Kohle ist nicht für KEK-Arbeiter unterteilt, Luka: Sie müssen sich nicht beschweren, ihre Löhne sind gestiegen

Der Wirtschaftsentwicklungsminister Valdrin Luka sagte gegen die Verteilung von Kohle an die Mitarbeiter der Kosovo Energy Corporation. In einem Vorschlag für Kalxo.com sagte Luka, dass, wenn eine solche Anfrage aus dem KEK-Board kommt, sie von MZHE abgelehnt werden würde. Meine Position als Minister für wirtschaftliche Entwicklung ist es, das Geben von [...]
In einem Vorschlag für Kalxo.com sagte Luka, dass, wenn eine solche Anfrage aus dem KEK-Board kommt, sie von MZHE abgelehnt werden würde.
Meine Position als Minister für wirtschaftliche Entwicklung ist es, den KEK-Arbeitern die Kohle als Geschenk zu stoppen. Wenn eine solche Anfrage von mir kommt, wird sie persönlich abgelehnt. Weil wir früher gesagt haben, sollten wir die Umwelt in Pristina verbessern, insbesondere. Filterlose Kohlebrennung verursacht große Probleme”, Luqa sagte
Er betonte, dass KEK-Arbeiter nun weniger Gründe haben, Kohle als Geschenk nach Erhalt der Lohnerhöhung zu suchen.
“Reaktionen werden erwartet, aber angesichts der Tatsache, dass die KEK-Arbeiter mehr Gehälter für 100 Euro haben, dann erleichtert dies diese Belastung relativ. Wir können mit KEK zusammenarbeiten, um andere Ersatzformen zu finden, vielleicht sogar mit Holzsubventionen oder etwas, aber die Kohle auf unserem Teil wird nicht das akzeptable Gut sein”, sagte Luka.
Die Kosovo Energy Corporation hat noch keine Anfragen von ihren Kohleverteilern erhalten, die in den letzten Jahren praktisch gewesen sind. Die Teilung einer Menge Kohle für alle Unternehmensarbeiter in der Vergangenheit wurde nach Forderungen der Arbeitsunion durchgeführt. Doch nach KEK würde eine solche Anfrage für dieses Jahr genauer betrachtet werden, weil der Alarm für die Luftverschmutzung durch die Verbrennung von Kohle für die Heizung erhöht.

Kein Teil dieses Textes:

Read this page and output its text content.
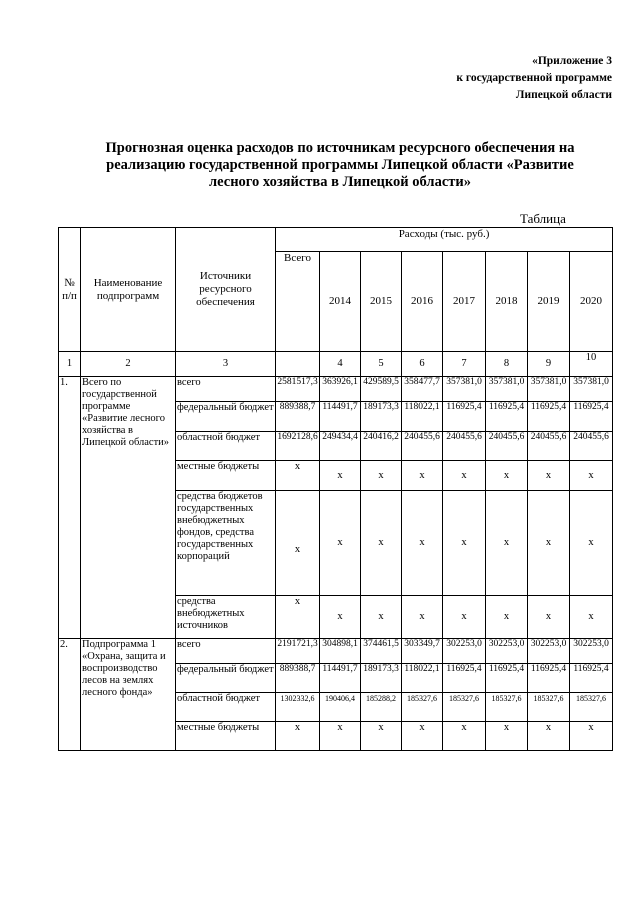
«Приложение 3
к государственной программе
Липецкой области
Прогнозная оценка расходов по источникам ресурсного обеспечения на
реализацию государственной программы Липецкой области «Развитие
лесного хозяйства в Липецкой области»
Таблица
№ п/п	Наименование подпрограмм	Источники ресурсного обеспечения	Расходы (тыс. руб.)							
			Всего	2014	2015	2016	2017	2018	2019	2020
1	2	3		4	5	6	7	8	9	10
1.	Всего по государственной программе «Развитие лесного хозяйства в Липецкой области»	всего	2581517,3	363926,1	429589,5	358477,7	357381,0	357381,0	357381,0	357381,0
		федеральный бюджет	889388,7	114491,7	189173,3	118022,1	116925,4	116925,4	116925,4	116925,4
		областной бюджет	1692128,6	249434,4	240416,2	240455,6	240455,6	240455,6	240455,6	240455,6
		местные бюджеты	x	x	x	x	x	x	x	x
		средства бюджетов государственных внебюджетных фондов, средства государственных корпораций	x	x	x	x	x	x	x	x
		средства внебюджетных источников	x	x	x	x	x	x	x	x
2.	Подпрограмма 1 «Охрана, защита и воспроизводство лесов на землях лесного фонда»	всего	2191721,3	304898,1	374461,5	303349,7	302253,0	302253,0	302253,0	302253,0
		федеральный бюджет	889388,7	114491,7	189173,3	118022,1	116925,4	116925,4	116925,4	116925,4
		областной бюджет	1302332,6	190406,4	185288,2	185327,6	185327,6	185327,6	185327,6	185327,6
		местные бюджеты	x	x	x	x	x	x	x	x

Skender Bucolli, Sprecher bei KEK, sagte, dass eine eventuelle Nachfrage nach Kohle von Arbeitern unter Berücksichtigung der Lohnerhöhungen für Arbeitnehmer geprüft werden würde.
“Was die Praxis der vergangenen Jahre der Verteilung von KEK Kohle für Arbeitnehmer betrifft, so wird eine solche Nachfrage schließlich eingereicht, aber sie wird durch den Aspekt der unternehmerischen finanziellen Chancen sowie die Beurteilung der Kauffähigkeit des Mitarbeiters untersucht werden, die durch das Engagement des zuvor genannten Managements deutlich erhöht wurde”, sagte Bucolli.
Er erklärte auch, dass in Bezug auf eine Nachfrage nach Kohle die Zustimmung der Kosovo-Regierung übernommen wird. “Was auch immer es ist, wenn es sich um die negativen Auswirkungen der Verbrennung von Kohle in der Luftqualität bewusst und verantwortlich ist, die die Verbrennung von Kohle nur durch Öfen, die in der Lage sind, schädliche Emissionen zu reduzieren, unterstützt, wird eine solche eventuelle Anforderung erst nach Koordination und vorläufiger Zustimmung des Aktionsbüros (Regierung der Republik Kosovo) ”, Bucoli gesagt.
Albena Resiti, von der Regierungsaufgabe zum Umweltschutz, bekräftigte, dass die Entscheidung, Kohle für Arbeitnehmer bereitzustellen, in den Händen des Ministeriums für wirtschaftliche Entwicklung liegt.
Ich werde bei einem Treffen mit Minister für wirtschaftliche Entwicklung Valdrin Luka sein. In der Task Force-Zeit wurde er erklärt, Ihnen keine Kohle frei zu geben, aber ich habe noch keine schriftlichen Entscheidungen gesehen. Als Taskforce zur Verringerung des Verschmutzungsniveaus haben wir verpflichtet, jedes Ministerium zu bitten, Verantwortung auf der Grundlage von Kompetenzen zu übernehmen, die” haben, sagte Resiti.
Die Minister und stellvertretende Minister der Kosovo-Regierung hatten sich im März als “task-Kraft” versammelt, um die Vermeidung von Luftverschmutzung in Kosovo zu diskutieren, eine Situation, die sich während der Wintersaison verschlechtert hatte, insbesondere in der Stadt Pristina, Obilik und Fushe Kosovo.